Overview
Plesk and cPanel are the dominant commercial web hosting control panels. The key difference lies in OS support: Plesk runs on both Windows Server and Linux, while cPanel supports Linux-based distributions only.
| Parameter | Plesk | cPanel |
|---|---|---|
| OS Support | Linux, Windows Server | Linux (AlmaLinux, CloudLinux, Ubuntu) |
| Interface | Modern UX, domain-centric | Classic, WHM/cPanel split |
| Default Web Server | Nginx + Apache / IIS | Apache (Nginx as reverse proxy) |
| Docker | Native support via extension | Limited support |
| Databases | MySQL, MariaDB, MSSQL, PostgreSQL | MySQL, MariaDB |
Performance
cPanel is traditionally considered more lightweight regarding system resources. Minimum installation requires 1 GB RAM, but 2 GB+ is recommended for stable operation under load. Plesk consumes more RAM (starting from 2 GB for basic tasks) due to a heavier GUI and modular extension structure. In interface responsiveness tests, cPanel wins due to the lack of excessive visual layers. However, Plesk offers easier out-of-the-box Nginx caching and PHP-FPM configuration, speeding up content delivery without deep manual config edits.

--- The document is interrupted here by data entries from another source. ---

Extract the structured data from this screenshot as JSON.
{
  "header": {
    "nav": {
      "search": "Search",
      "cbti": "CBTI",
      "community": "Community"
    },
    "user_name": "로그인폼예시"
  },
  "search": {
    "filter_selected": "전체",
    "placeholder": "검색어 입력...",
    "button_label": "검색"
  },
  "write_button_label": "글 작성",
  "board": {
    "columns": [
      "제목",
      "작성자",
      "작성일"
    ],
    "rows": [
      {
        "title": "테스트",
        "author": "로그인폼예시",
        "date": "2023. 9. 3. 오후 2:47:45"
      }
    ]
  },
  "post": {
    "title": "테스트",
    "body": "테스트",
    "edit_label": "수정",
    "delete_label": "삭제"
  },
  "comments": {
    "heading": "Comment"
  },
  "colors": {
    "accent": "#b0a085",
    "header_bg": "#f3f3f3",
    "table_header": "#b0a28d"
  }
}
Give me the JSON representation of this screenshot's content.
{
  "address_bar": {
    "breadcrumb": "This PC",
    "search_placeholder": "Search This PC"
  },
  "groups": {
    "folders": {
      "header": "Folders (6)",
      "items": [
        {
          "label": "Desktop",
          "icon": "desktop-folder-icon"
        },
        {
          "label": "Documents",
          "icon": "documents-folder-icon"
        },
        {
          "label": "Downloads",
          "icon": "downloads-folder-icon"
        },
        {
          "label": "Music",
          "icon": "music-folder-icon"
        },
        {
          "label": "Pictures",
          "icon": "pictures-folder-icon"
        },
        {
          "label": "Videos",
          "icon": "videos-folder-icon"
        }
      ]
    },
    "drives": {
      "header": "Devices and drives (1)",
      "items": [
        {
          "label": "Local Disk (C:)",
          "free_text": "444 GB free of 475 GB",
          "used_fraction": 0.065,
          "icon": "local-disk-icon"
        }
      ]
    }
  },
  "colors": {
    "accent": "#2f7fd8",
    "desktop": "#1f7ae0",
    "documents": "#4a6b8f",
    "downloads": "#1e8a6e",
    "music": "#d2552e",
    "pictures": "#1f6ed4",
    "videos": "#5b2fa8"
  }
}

Configuration & complexity
Plesk uses an object-oriented approach where each site is a separate object with its own settings. Automation is handled via CLI: plesk bin domain --create example.com -clogin admin. cPanel is split into two parts: WHM (Web Host Manager) for global server settings and cPanel for the end-user. Console management in cPanel is done via scripts in the /scripts/ directory, e.g., /scripts/createacct --domain=example.com. Plesk is more developer-friendly with Git and Docker integrations, while cPanel targets classic shared hosting administrators.
When to choose what
- Plesk: If you need Windows hosting (ASP.NET), Docker container management, multi-server infrastructure via a single UI, or Git deployment workflows.
- cPanel: For building mass shared hosting services, users accustomed to the legacy interface, or running on budget VPS with limited RAM.
Cost / licensing
Both panels are owned by WebPros and use a similar account-based licensing model. Plesk licenses are divided into Web Admin (up to 10 domains), Web Pro (up to 30), and Web Host (unlimited domains, but account-limited). cPanel is strictly billed by the number of accounts (Solo, Admin, Pro, Premier), making it more expensive when scaling many small clients on a single node.
Ecosystem & integrations
Plesk features an Extensions Catalog where modules (SEO, Security, Backup) are installed in one click. cPanel relies on third-party plugins and add-ons like Softaculous for script auto-installation. The WordPress Toolkit is available in both, but in Plesk, it is native and more deeply integrated into the filesystem.
Verdict
Plesk is the optimal choice for web agencies and developers who require cross-platform support and modern tools (Git, Docker). cPanel remains the industry standard for hosting providers and sysadmins who prefer a time-tested management hierarchy and minimal system overhead.